Defying the Darkness
Defying the Darkness: Gay Theology in the Shadows by J. Michael Clark
first published in 1997, paperback
"Clark's work is original in that he has inserted himself precisely as a gay scholar in the midst of an ongoing conversation far larger than that of the gay world -- including ecofeminism, Judaism, and Native American spirituality -- and shows especially how queer theory and ecofeminism can illuminate each other". -- Richard L. Smith, author of AIDS, Gays, and the American Catholic Church (Pilgrim Press, 1994)
Defying the Darkness presents the profound reflections of gay theologian J. Michael Clark on the question of suffering and the search for meaning in the midst of uncertainty.

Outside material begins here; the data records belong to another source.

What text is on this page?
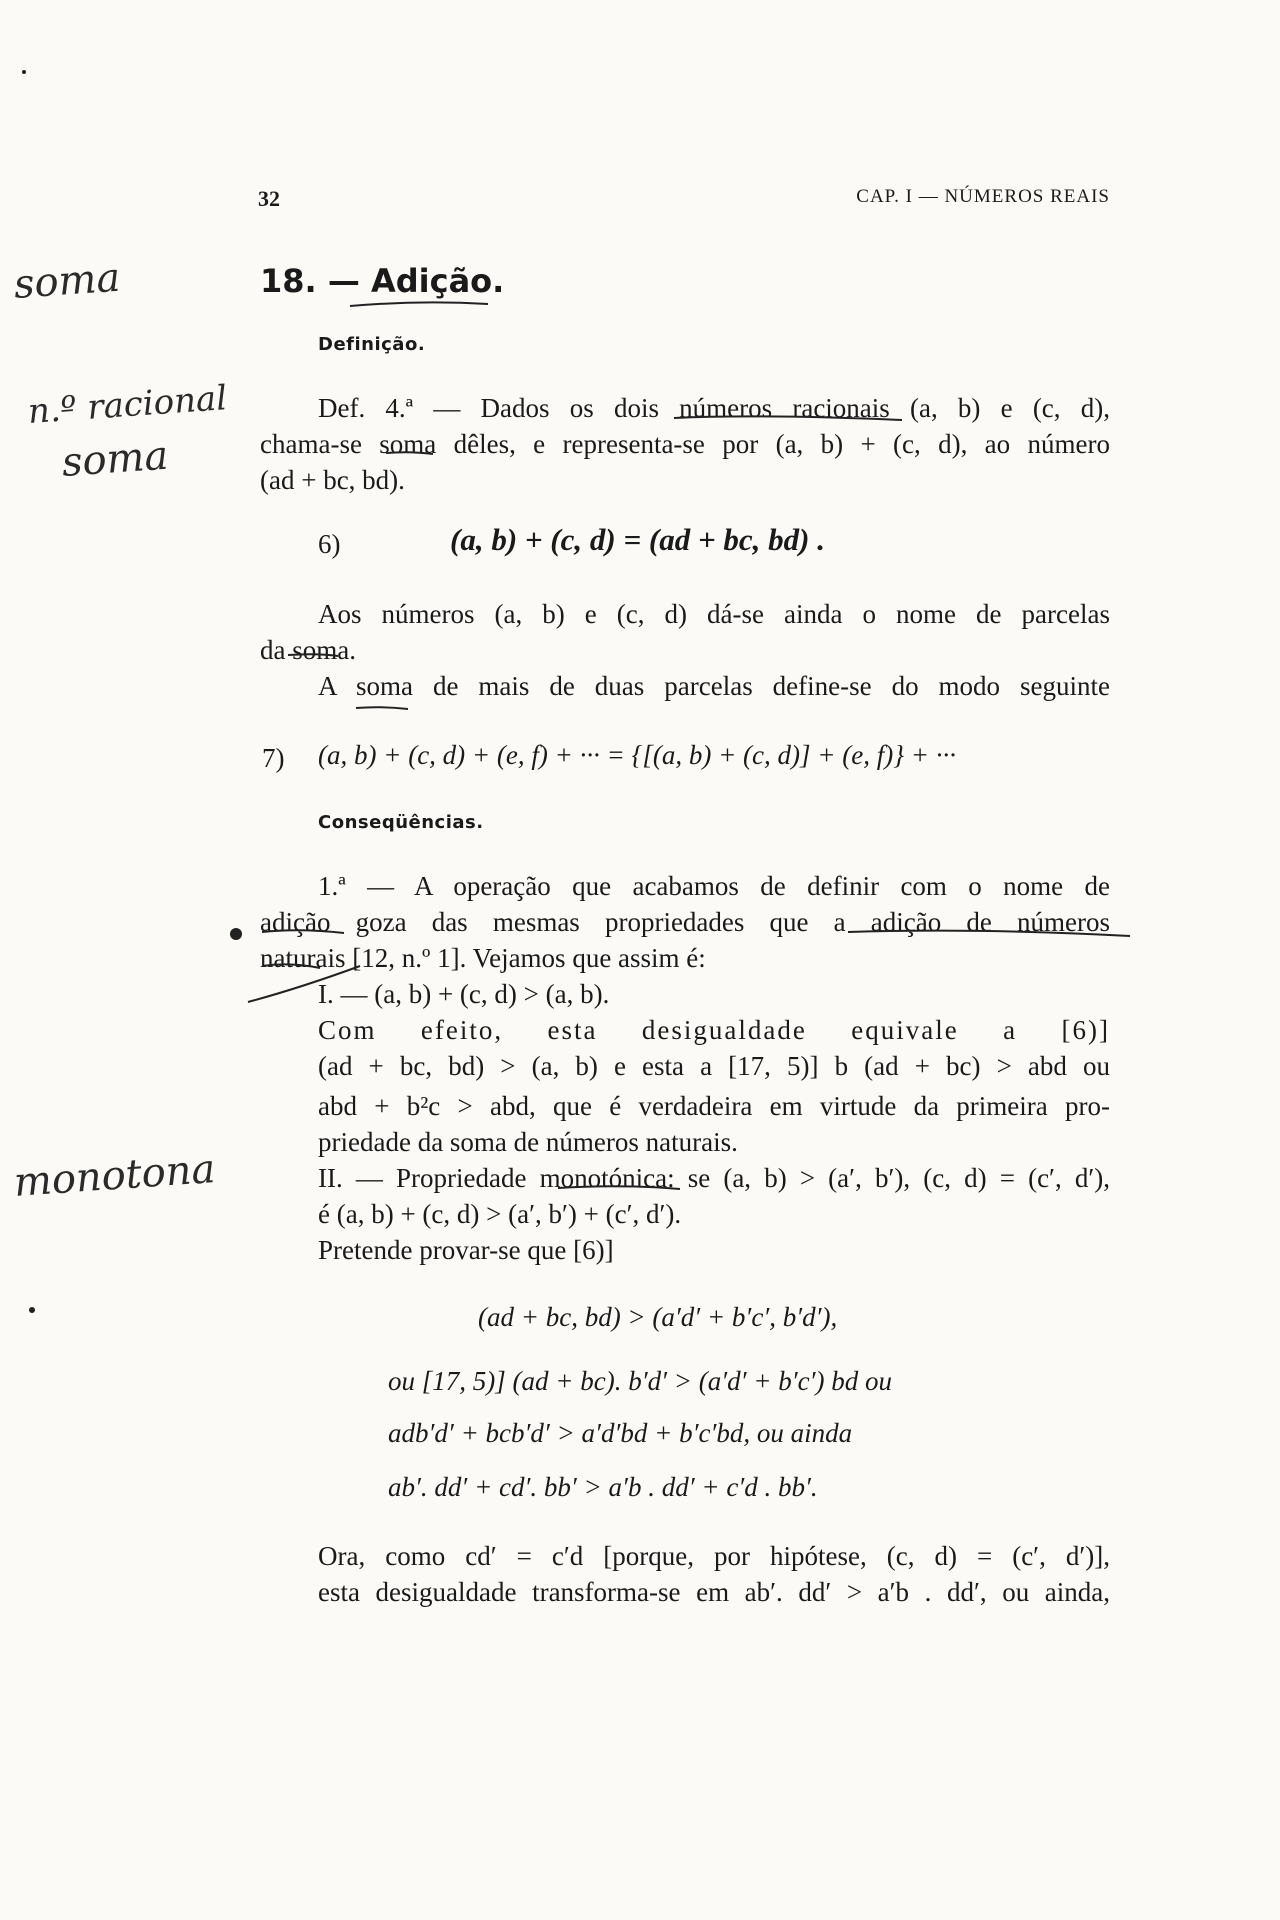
32	CAP. I — NÚMEROS REAIS
18. — Adição.
Definição.
Def. 4.ª — Dados os dois números racionais (a, b) e (c, d),
chama-se soma dêles, e representa-se por (a, b) + (c, d), ao número
(ad + bc, bd).
6)	(a, b) + (c, d) = (ad + bc, bd) .
Aos números (a, b) e (c, d) dá-se ainda o nome de parcelas
da soma.
A soma de mais de duas parcelas define-se do modo seguinte
7) (a, b) + (c, d) + (e, f) + ··· = {[(a, b) + (c, d)] + (e, f)} + ···
Conseqüências.
1.ª — A operação que acabamos de definir com o nome de
adição goza das mesmas propriedades que a adição de números
naturais [12, n.º 1]. Vejamos que assim é:
I. — (a, b) + (c, d) > (a, b).
Com efeito, esta desigualdade equivale a [6)]
(ad + bc, bd) > (a, b) e esta a [17, 5)] b (ad + bc) > abd ou
abd + b²c > abd, que é verdadeira em virtude da primeira pro-
priedade da soma de números naturais.
II. — Propriedade monotónica: se (a, b) > (a′, b′), (c, d) = (c′, d′),
é (a, b) + (c, d) > (a′, b′) + (c′, d′).
Pretende provar-se que [6)]
(ad + bc, bd) > (a′d′ + b′c′, b′d′),
ou [17, 5)] (ad + bc). b′d′ > (a′d′ + b′c′) bd ou
adb′d′ + bcb′d′ > a′d′bd + b′c′bd, ou ainda
ab′. dd′ + cd′. bb′ > a′b . dd′ + c′d . bb′.
Ora, como cd′ = c′d [porque, por hipótese, (c, d) = (c′, d′)],
esta desigualdade transforma-se em ab′. dd′ > a′b . dd′, ou ainda,
soma
n.º racional
soma
monotona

Clark begins by "naming the demons", primary among them homophobia, that threaten to undermine authentic existence. Using a canon that encompasses feminist, profeminist, and gay-affirmative writings, he sees theological authority as residing not only in Scripture but also in the lived experience of the community of faith -- including those, such as gay men and lesbians, who have been marginalized.
Sharing his own experiences with suffering and death, the author shows that to live fully one must "acknowledge and yet defy tragedy". Thus he shows how one travels from theodicy to ethics -- from facing the darkness to moving through it. He also demonstrates, thereby breaking important new ground in the field, how feminist theology and queer theory can illumine and enrich each other.
Finally, Clark emphasizes the need for hopefulness, expressing his own personal hope -- that gay men and lesbians will eventually come to live celebratory, embodied lives that reclaim their full spiritual potential.